Questo annullo fu adoperato eccezionalmente anche in arrivo per evitare il riuso fraudolento di francobolli annullati leggermente, come nella lettera della figura 5, partita da Pitigliano e diretta a Massa Marittima.
 


FIGURA 5
 


L’inserimento di una nuova impronta avvenuto qualche anno fa nel catalogo Sassone degli Antichi Stati è preceduto da un piccolo antefatto che mi tornò a mente quando notai questa aggiunta.
Infatti, nel 1996, in una nota rivista filatelica, un lettore chiedeva lumi circa un inedito annullo “a sette sbarre” che compariva su una lettera in suo possesso (fig. 6). L’esperto rispondeva in senso un po’ sibillino senza accorgersi che non si trattava affatto di un’impronta a sette sbarre, bensì del comune annullo rettangolare a piccoli rombi!
 


FIGURA 6 (da “Il Collezionista-Francobolli” n° 7/8 1996)
 


Da quando però, poco tempo dopo, il Sassone ha catalogato fra gli annulli di Massa Marittima anche quello a “sette sbarre ravvicinate” di lunghezza 23 mm (larghezza e spessore delle sbarre non specificate) valutandolo prima “R” e successivamente “2R”, mi sono dato da fare per averne maggiori notizie e per ottenerne una sicura riproduzione fotografica, anche perché, avendo abitato ed esercitato la mia professione per un ventennio a Massa Marittima, sono stato sempre interessato in modo particolare a tutto quanto riguarda la storia postale di quella bella città medievale.
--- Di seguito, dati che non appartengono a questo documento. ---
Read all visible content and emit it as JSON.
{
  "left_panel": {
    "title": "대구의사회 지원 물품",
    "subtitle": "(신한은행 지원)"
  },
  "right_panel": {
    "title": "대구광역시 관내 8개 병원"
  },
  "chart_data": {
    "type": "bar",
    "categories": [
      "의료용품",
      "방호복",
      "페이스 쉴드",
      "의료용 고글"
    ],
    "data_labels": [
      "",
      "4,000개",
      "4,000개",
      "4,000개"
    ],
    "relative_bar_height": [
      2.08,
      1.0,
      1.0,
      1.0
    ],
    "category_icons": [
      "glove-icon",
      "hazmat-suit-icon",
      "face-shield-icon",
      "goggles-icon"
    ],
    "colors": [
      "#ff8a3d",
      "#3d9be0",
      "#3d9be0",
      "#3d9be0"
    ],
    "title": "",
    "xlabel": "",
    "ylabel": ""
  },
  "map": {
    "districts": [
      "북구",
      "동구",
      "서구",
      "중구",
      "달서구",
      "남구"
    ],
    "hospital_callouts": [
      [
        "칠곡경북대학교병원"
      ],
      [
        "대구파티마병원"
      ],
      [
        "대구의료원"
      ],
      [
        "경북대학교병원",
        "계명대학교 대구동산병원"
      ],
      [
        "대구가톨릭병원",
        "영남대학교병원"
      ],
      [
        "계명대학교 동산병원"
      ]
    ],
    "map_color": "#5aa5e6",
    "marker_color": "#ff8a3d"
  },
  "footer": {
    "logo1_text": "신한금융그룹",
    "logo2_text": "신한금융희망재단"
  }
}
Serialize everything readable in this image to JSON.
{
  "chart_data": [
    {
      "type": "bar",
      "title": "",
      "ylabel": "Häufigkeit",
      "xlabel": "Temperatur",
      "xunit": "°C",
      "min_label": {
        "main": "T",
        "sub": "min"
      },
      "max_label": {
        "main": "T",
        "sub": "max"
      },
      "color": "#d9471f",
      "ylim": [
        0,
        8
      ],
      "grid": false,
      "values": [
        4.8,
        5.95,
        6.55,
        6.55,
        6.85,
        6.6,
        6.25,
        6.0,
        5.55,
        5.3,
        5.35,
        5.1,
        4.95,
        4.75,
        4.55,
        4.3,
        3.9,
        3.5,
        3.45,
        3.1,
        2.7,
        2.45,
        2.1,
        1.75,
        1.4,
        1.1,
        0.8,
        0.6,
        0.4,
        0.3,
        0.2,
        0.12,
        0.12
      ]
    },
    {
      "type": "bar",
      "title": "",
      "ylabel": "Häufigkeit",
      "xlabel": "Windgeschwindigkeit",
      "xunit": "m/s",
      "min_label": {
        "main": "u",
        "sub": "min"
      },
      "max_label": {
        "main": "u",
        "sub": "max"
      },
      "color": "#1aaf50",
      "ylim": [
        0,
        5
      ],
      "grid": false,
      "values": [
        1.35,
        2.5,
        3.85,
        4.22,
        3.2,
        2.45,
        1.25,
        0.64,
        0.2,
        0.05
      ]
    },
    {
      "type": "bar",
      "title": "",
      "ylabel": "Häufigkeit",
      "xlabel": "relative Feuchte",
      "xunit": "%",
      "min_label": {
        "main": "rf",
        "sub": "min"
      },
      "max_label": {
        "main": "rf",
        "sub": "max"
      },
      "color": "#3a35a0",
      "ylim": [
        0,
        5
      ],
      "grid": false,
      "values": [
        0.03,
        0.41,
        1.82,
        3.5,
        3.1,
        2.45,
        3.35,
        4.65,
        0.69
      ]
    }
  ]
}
La mia ricerca è stata inutile fino a quando, assai recentemente, è comparsa in circolazione una lettera del 1857 (fig. 7) descritta come recante il molto raro annullo a sette sbarre.
 


FIGURA 7
 


Purtroppo anche questa per me è stata un’altra delusione: infatti l’annullo altro non è che il muto rettangolare a piccoli rombi, magari non molto bene impresso e forse un po’ strisciato; tuttavia si nota benissimo il vuoto fra i vari segmenti di cui è composto. Anche le dimensioni del rettangolo non lasciano dubbi: sono le stesse. Ad una osservazione molto superficiale può dare l’impressione di essere composto da sbarre poco inchiostrate; però è strano, anzi direi impossibile, che vi siano tante interruzioni d’inchiostro su tutte e sette le sbarre. Il particolare ingrandito (fig. 8) mostra piuttosto chiaramente che l’annullo è composto da sette serie parallele di segmenti romboidali.
 


FIGURA 8
 


In conclusione, ho un forte sospetto che il “muto a sette sbarre” di Massa Marittima non esista, anche in base all’esperienza di molte lettere partite da quell’ufficio che mi sono passate tra le mani, sia del periodo granducale che di quello del Governo della Toscana.
Tuttavia, non potendone escludere del tutto l’esistenza, accetterei sicuramente di buon grado di essere smentito (magari su questa nostra rivista) se messo di fronte a prove sicure relative alla tardiva “scoperta” di questo annullo.